Background: Trade-offs between upfront benefits and later risk of revision of unicompartmental knee arthroplasty compared with those of total knee arthroplasty are poorly understood. The purpose of our study was to compare the cost-effectiveness of unicompartmental knee arthroplasty with that of total knee arthroplasty across the age spectrum of patients undergoing knee replacement.
Methods: Using a Markov decision analytic model, we compared unicompartmental knee arthroplasty with total knee arthroplasty with regard to lifetime costs, quality-adjusted life-years (QALYs), and incremental cost-effectiveness ratios (ICERs) from a societal perspective for patients undergoing surgery at forty-five, fifty-five, sixty-five, seventy-five, or eighty-five years of age. Transition probabilities were estimated from the literature; survival, from the Swedish Knee Arthroplasty Register; and costs, from the literature and the Healthcare Cost and Utilization Project (HCUP) database. Costs and QALYs were discounted at 3.0% annually. We conducted sensitivity analyses to test the robustness of model estimates and threshold analyses.
Results: For patients sixty-five years of age and older, unicompartmental knee arthroplasty dominated total knee arthroplasty, with lower lifetime costs and higher QALYs. Unicompartmental knee arthroplasty was no longer cost-effective at a $100,000/QALY threshold when total knee arthroplasty rehabilitation costs were reduced by two-thirds or more for these older patients. Lifetime societal savings from utilizing unicompartmental knee arthroplasty in all older patients (sixty-five or older) in 2015 and 2020 were $56 to $336 million and $84 to $544 million, respectively. In the forty-five and fifty-five-year-old age cohorts, total knee arthroplasty had an ICER of $30,300/QALY and $63,000/QALY, respectively. Unicompartmental knee arthroplasty became cost-effective when its twenty-year revision rate dropped from 27.8% to 25.7% for the forty-five-year age group and from 27.9% to 26.7% for the fifty-five-year age group.
Conclusions: Unicompartmental knee arthroplasty is an economically attractive alternative in patients sixty-five years of age or older, and modest improvements in implant survivorship could make it a cost-effective alternative in younger patients.
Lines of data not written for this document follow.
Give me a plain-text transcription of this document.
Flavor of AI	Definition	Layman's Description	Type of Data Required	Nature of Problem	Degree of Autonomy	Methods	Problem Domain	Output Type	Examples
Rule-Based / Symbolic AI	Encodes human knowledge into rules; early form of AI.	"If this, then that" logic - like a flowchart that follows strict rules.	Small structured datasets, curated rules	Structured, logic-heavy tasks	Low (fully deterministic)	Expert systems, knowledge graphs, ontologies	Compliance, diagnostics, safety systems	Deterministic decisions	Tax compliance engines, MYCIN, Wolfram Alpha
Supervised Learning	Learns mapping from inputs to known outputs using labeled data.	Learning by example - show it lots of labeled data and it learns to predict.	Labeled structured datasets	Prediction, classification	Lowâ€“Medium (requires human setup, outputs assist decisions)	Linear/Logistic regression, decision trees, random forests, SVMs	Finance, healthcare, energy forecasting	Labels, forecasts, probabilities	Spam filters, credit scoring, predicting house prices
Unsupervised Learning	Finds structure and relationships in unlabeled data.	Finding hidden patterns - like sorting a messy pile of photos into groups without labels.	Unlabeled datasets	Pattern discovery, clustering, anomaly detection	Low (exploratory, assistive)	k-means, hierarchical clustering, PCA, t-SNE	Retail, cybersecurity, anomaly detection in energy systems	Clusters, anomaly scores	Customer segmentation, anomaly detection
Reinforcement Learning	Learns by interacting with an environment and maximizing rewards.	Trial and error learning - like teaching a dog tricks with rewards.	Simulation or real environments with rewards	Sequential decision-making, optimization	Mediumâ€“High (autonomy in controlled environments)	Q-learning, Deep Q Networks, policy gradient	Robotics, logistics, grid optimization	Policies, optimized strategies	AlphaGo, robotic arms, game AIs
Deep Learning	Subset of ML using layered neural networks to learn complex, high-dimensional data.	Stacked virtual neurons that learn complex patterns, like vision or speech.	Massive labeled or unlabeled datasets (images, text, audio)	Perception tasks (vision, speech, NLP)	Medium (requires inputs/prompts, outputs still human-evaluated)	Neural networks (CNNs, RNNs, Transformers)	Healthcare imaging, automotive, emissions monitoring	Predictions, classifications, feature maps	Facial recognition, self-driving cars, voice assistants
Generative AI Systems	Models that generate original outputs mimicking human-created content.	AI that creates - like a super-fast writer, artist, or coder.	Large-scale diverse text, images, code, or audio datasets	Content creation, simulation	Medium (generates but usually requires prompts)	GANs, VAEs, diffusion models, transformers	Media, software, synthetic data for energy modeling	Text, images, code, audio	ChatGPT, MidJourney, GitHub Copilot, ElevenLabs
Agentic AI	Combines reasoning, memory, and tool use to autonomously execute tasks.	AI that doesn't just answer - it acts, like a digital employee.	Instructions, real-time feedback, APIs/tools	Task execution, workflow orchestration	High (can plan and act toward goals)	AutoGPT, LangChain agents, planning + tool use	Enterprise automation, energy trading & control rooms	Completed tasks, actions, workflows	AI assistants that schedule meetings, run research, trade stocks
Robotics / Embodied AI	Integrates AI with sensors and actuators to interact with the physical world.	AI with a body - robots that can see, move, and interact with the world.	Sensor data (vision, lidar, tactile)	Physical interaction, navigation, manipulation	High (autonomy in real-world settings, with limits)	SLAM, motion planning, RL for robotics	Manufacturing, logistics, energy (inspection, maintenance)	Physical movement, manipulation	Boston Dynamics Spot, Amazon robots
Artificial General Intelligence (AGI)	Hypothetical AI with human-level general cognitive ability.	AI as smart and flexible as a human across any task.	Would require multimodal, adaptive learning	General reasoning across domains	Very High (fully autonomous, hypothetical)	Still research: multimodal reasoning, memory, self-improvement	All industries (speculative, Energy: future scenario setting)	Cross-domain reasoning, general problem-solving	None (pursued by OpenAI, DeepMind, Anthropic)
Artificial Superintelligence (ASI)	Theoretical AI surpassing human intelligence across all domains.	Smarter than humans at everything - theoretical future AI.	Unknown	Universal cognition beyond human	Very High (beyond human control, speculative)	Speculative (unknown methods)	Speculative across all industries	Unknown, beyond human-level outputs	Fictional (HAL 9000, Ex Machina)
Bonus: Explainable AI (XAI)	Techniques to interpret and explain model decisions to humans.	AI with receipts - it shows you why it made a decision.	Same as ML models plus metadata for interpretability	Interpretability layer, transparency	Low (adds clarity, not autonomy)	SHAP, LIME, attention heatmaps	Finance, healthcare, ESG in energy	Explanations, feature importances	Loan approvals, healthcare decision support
Investigation performed at the Weill Cornell Medical College and the Hospital for Special Surgery, New York, NY
Disclosure: One or more of the authors received payments or services, either directly or indirectly (i.e., via his or her institution), from a third party in support of an aspect of this work. In addition, one or more of the authors, or his or her institution, has had a financial relationship, in the thirty-six months prior to submission of this work, with an entity in the biomedical arena that could be perceived to influence or have the potential to influence what is written in this work. No author has had any other relationships, or has engaged in any other activities, that could be perceived to influence or have the potential to influence what is written in this work. The complete Disclosures of Potential Conflicts of Interest submitted by authors are always provided with the online version of the article.